Just what is the history of democracy in the world? Very young and very fragile, as it turns out. Keep in mind that recorded history of mankind is several thousand years old. The notion of even a small segment of the population (wealthy males) having a vote on what happens is a recent one, not something that kings, queens, emperors, and the aristocracy ever had in mind. Let’s take a look.
All these maps and definitions come from Our World in Data’s very interesting site on this topic.
These maps use the following ‘Regimes of the World’ definitions:
- In closed autocracies, citizens do not have the right to choose either the chief executive of the government or the legislature through multi-party elections.
- In electoral autocracies, citizens have the right to choose the chief executive and the legislature through multi-party elections; but they lack some freedoms, such as the freedoms of association or expression, that make the elections meaningful, free, and fair.
- In electoral democracies, citizens have the right to participate in meaningful, free and fair, and multi-party elections.
- In liberal democracies, citizens have further individual and minority rights, are equal before the law, and the actions of the executive are constrained by the legislative and the courts.
Now let’s take a look at political systems worldwide through the ages.
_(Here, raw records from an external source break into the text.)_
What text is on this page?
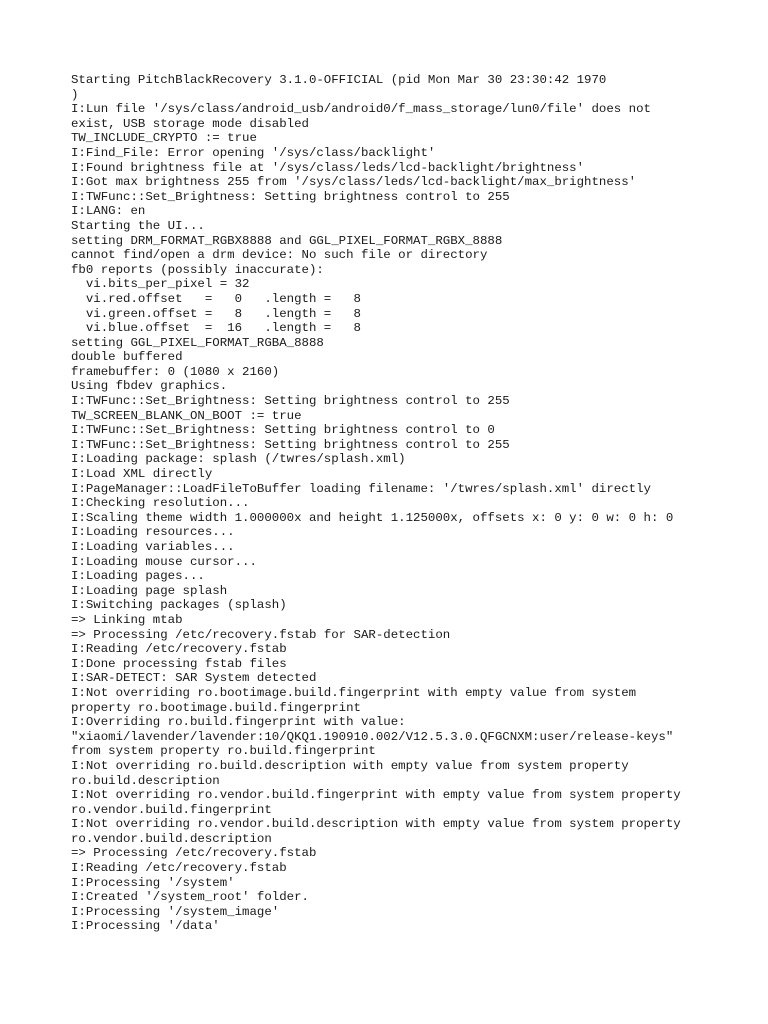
Starting PitchBlackRecovery 3.1.0-OFFICIAL (pid Mon Mar 30 23:30:42 1970
)
I:Lun file '/sys/class/android_usb/android0/f_mass_storage/lun0/file' does not
exist, USB storage mode disabled
TW_INCLUDE_CRYPTO := true
I:Find_File: Error opening '/sys/class/backlight'
I:Found brightness file at '/sys/class/leds/lcd-backlight/brightness'
I:Got max brightness 255 from '/sys/class/leds/lcd-backlight/max_brightness'
I:TWFunc::Set_Brightness: Setting brightness control to 255
I:LANG: en
Starting the UI...
setting DRM_FORMAT_RGBX8888 and GGL_PIXEL_FORMAT_RGBX_8888
cannot find/open a drm device: No such file or directory
fb0 reports (possibly inaccurate):
vi.bits_per_pixel = 32
vi.red.offset   =   0   .length =   8
vi.green.offset =   8   .length =   8
vi.blue.offset  =  16   .length =   8
setting GGL_PIXEL_FORMAT_RGBA_8888
double buffered
framebuffer: 0 (1080 x 2160)
Using fbdev graphics.
I:TWFunc::Set_Brightness: Setting brightness control to 255
TW_SCREEN_BLANK_ON_BOOT := true
I:TWFunc::Set_Brightness: Setting brightness control to 0
I:TWFunc::Set_Brightness: Setting brightness control to 255
I:Loading package: splash (/twres/splash.xml)
I:Load XML directly
I:PageManager::LoadFileToBuffer loading filename: '/twres/splash.xml' directly
I:Checking resolution...
I:Scaling theme width 1.000000x and height 1.125000x, offsets x: 0 y: 0 w: 0 h: 0
I:Loading resources...
I:Loading variables...
I:Loading mouse cursor...
I:Loading pages...
I:Loading page splash
I:Switching packages (splash)
=> Linking mtab
=> Processing /etc/recovery.fstab for SAR-detection
I:Reading /etc/recovery.fstab
I:Done processing fstab files
I:SAR-DETECT: SAR System detected
I:Not overriding ro.bootimage.build.fingerprint with empty value from system
property ro.bootimage.build.fingerprint
I:Overriding ro.build.fingerprint with value:
"xiaomi/lavender/lavender:10/QKQ1.190910.002/V12.5.3.0.QFGCNXM:user/release-keys"
from system property ro.build.fingerprint
I:Not overriding ro.build.description with empty value from system property
ro.build.description
I:Not overriding ro.vendor.build.fingerprint with empty value from system property
ro.vendor.build.fingerprint
I:Not overriding ro.vendor.build.description with empty value from system property
ro.vendor.build.description
=> Processing /etc/recovery.fstab
I:Reading /etc/recovery.fstab
I:Processing '/system'
I:Created '/system_root' folder.
I:Processing '/system_image'
I:Processing '/data'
There are lots of maps; I’m trying to show you how the political systems can change very quickly in a matter of years or even months. You can view changes that happen year by year from 1789-2020 by going to the interactive website.
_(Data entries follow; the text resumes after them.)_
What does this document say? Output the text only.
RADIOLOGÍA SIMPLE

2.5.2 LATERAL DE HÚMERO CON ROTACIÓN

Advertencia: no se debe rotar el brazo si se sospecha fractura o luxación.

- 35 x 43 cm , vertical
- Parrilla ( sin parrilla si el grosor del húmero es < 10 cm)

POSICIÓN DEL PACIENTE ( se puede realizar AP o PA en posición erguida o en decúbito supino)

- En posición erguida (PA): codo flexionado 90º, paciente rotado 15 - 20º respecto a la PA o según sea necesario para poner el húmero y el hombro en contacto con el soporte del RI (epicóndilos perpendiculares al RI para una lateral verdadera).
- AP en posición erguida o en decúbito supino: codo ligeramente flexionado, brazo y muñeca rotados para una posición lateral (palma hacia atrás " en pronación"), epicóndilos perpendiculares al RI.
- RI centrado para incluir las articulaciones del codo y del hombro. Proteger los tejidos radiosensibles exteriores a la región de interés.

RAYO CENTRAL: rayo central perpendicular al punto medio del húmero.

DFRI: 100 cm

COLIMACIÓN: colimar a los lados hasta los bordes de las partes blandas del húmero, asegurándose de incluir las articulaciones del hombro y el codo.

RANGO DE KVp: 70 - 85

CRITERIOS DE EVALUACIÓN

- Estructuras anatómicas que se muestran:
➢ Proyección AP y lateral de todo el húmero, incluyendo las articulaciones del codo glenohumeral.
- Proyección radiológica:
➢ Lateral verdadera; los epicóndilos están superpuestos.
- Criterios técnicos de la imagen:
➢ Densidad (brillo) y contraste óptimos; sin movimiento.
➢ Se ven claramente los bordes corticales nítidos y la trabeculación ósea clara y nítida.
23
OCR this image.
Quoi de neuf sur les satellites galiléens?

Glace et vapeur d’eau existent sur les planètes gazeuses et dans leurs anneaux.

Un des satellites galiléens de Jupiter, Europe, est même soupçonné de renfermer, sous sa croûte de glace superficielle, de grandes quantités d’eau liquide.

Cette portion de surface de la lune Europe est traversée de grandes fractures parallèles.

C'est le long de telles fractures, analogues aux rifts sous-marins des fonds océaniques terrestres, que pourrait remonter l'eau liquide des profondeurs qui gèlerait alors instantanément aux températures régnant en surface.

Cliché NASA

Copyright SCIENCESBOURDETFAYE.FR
You may have some difficulty agreeing with the designation of some of the system classifications at certain points in time, including now. This just demonstrates that although a constitution might give everyone certain rights, it doesn’t mean that they’re always followed! Mankind is, indeed, a work in progress.
1799: Notice that France didn’t hold on to its democratic gains for too long at this time.
1827: Some form of democracy spreads to South America, at least for now.
1850: There’s some quick retreat from democracy, but also some new players. And look at the bright blue spark of hope in the middles of Europe – Switzerland!
1867: Canada becomes independent from British rule and Australia joins Switzerland in the bright blue category.
1900: Democracy is spreading in South America, and more of Europe is turning blue.
1917: The start of the Russian Revolution.
1920: Democracy strengthens in South America and Europe, but retreats quickly in Russia.
1939: The beginning of WWII.
1944: Near the last stages of WWII.
1990: Democracy does indeed seem to be spreading.
2020: This current map seems to be a good news story. But we know the reality behind what the data appears to be saying, and it’s not as reassuring as we’d like.
If you look carefully at this graph showing the percentage of the world’s population living in these 4 categories of political systems throughout this time period, you get a somewhat different picture. If you look carefully you’ll see that the number of people living in countries rated blue has declined significantly in the past few years.
Bottom line: Treasure your democratic foundations and fight to make sure they stay open, transparent, and accessible to all.